Nick Mathewson [Tue, 4 May 2010 16:57:40 +0000 (12:57 -0400)]
Fix symbol conflict between mm_*() macros and libmm
Our mm_malloc, mm_calloc, etc functions were all exported, since C
hasn't got a nice portable way to say "we want to use this function
inside our library but not export it to others". But they apparently
conflict with anything else that calls its symbols mm_*, as libmm does.
This patch renames the mm_*() functions to event_mm_*_(, and defines
maros in mm_internal so that all the code we have that uses mm_*()
will still work. New code should also prefer the mm_*() macro names.
Nick Mathewson [Mon, 3 May 2010 17:00:00 +0000 (13:00 -0400)]
Try /proc on Linux as entropy fallback; use sysctl as last resort
It turns out that the happy fun Linux kernel is deprecating sysctl,
and using sysctl to fetch entropy will spew messages in the kernel
logs. Let's not do that. Instead, let's call sysctl for our
entropy only when all other means fail.
Additionally, let's add another means, and try
/proc/sys/kernel/random/uuid if /dev/urandom fails.

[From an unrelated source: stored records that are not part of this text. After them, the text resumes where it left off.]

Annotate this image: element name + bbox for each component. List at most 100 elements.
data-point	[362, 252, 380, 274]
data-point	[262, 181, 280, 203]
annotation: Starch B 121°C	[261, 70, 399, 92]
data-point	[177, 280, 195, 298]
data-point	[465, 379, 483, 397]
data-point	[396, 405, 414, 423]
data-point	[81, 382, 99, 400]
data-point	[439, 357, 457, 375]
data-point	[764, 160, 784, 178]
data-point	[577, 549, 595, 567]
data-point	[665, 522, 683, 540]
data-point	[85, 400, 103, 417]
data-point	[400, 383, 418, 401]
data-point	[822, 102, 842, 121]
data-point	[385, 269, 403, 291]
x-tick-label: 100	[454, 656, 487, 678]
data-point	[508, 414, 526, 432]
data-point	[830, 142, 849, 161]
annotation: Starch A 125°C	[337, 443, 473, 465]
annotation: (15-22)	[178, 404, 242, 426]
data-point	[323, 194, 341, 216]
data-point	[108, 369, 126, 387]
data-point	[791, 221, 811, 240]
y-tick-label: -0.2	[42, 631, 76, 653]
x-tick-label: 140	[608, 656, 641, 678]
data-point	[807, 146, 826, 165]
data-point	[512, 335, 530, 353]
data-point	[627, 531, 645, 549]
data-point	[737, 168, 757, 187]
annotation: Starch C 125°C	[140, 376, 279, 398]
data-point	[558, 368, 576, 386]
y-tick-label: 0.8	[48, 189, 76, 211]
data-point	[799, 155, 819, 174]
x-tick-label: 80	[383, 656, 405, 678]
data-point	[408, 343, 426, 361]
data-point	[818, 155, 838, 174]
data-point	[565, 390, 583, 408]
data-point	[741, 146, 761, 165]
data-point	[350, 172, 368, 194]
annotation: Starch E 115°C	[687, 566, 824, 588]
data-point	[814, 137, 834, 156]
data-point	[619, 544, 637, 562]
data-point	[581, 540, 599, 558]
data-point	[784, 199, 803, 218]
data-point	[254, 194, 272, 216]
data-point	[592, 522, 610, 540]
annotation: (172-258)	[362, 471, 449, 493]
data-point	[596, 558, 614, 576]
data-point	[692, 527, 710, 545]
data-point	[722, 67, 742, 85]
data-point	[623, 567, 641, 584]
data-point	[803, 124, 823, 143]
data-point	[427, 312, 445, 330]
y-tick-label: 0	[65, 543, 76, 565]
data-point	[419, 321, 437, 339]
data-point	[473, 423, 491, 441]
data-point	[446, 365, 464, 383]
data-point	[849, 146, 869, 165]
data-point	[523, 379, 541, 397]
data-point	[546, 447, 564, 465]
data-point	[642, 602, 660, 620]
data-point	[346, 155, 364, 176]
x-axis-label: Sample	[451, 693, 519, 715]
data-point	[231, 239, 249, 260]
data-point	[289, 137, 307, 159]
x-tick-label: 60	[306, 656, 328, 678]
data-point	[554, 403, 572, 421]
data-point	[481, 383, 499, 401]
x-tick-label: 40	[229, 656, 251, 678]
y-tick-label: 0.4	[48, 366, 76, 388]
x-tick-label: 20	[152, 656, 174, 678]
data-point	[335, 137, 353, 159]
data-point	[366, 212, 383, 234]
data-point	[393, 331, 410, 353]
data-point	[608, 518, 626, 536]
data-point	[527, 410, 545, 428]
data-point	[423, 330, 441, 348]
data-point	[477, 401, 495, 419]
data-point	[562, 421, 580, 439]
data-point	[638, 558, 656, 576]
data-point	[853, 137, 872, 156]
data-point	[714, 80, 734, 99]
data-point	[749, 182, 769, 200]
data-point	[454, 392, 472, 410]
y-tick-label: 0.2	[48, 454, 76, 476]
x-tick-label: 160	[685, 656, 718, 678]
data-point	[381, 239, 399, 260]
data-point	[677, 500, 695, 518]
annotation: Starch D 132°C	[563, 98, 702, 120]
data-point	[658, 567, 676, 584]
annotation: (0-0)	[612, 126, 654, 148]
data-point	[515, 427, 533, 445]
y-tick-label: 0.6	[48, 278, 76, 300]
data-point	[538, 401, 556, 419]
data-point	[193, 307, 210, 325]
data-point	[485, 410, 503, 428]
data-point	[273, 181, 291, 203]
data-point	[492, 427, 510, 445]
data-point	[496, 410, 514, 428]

Every current BSD system providing TAILQ_* macros define
TAILQ_FOREACH_REVERSE in this order:
TAILQ_FOREACH_REVERSE(var, head, field, headname)
However, libevent defines it in another order:
TAILQ_FOREACH_REVERSE(var, head, headname, field)
Here's a trivial patch to have libevent compatible with stock queue.h headers.
-Frank.
[From sourceforge patch 2995179. codesearch.google.com confirms that
the only people defining TAILQ_FOREACH_REVERSE our way are people
using it in a compatibility header like us. Did we copy this from
OpenSSH or something?]
Nick Mathewson [Wed, 28 Apr 2010 19:16:32 +0000 (15:16 -0400)]
Remove redundant checks for lock!=NULL before calling EVLOCK_LOCK
The EVLOCK_LOCK and EVLOCK_UNLOCK macros already check to make sure
that the lock is present before messing with it, so there's no point
in checking the lock before calling them.
A good compiler should be able to simplify code like
if (lock) {
if (lock)
acquire(lock);
}
, but why count on it?
Nick Mathewson [Wed, 28 Apr 2010 16:03:08 +0000 (12:03 -0400)]
Catch attempts to enable debug_mode too late
Debug mode needs to be enabled before any event is setup or any
event_base is created. Otherwise, we will not have recorded when events
were first setup or added, and so it will look like a bug later when we
delete or free them.
I have already confused myself because of this requirement, so let's
make Libevent catch it for the next poor forgetful developer like me.
Nick Mathewson [Wed, 28 Apr 2010 15:51:56 +0000 (11:51 -0400)]
Make debug mode catch mixed ET and non-ET events on an fd
Of the backends that support edge-triggered IO, most (all?) do not
support attempts to mix edge-triggered and level-triggered IO on the
same FD. With debugging mode enabled, we now detect and refuse attempts
to add a level-triggered IO event to an fd that already has an
edge-triggered IO event, and vice versa.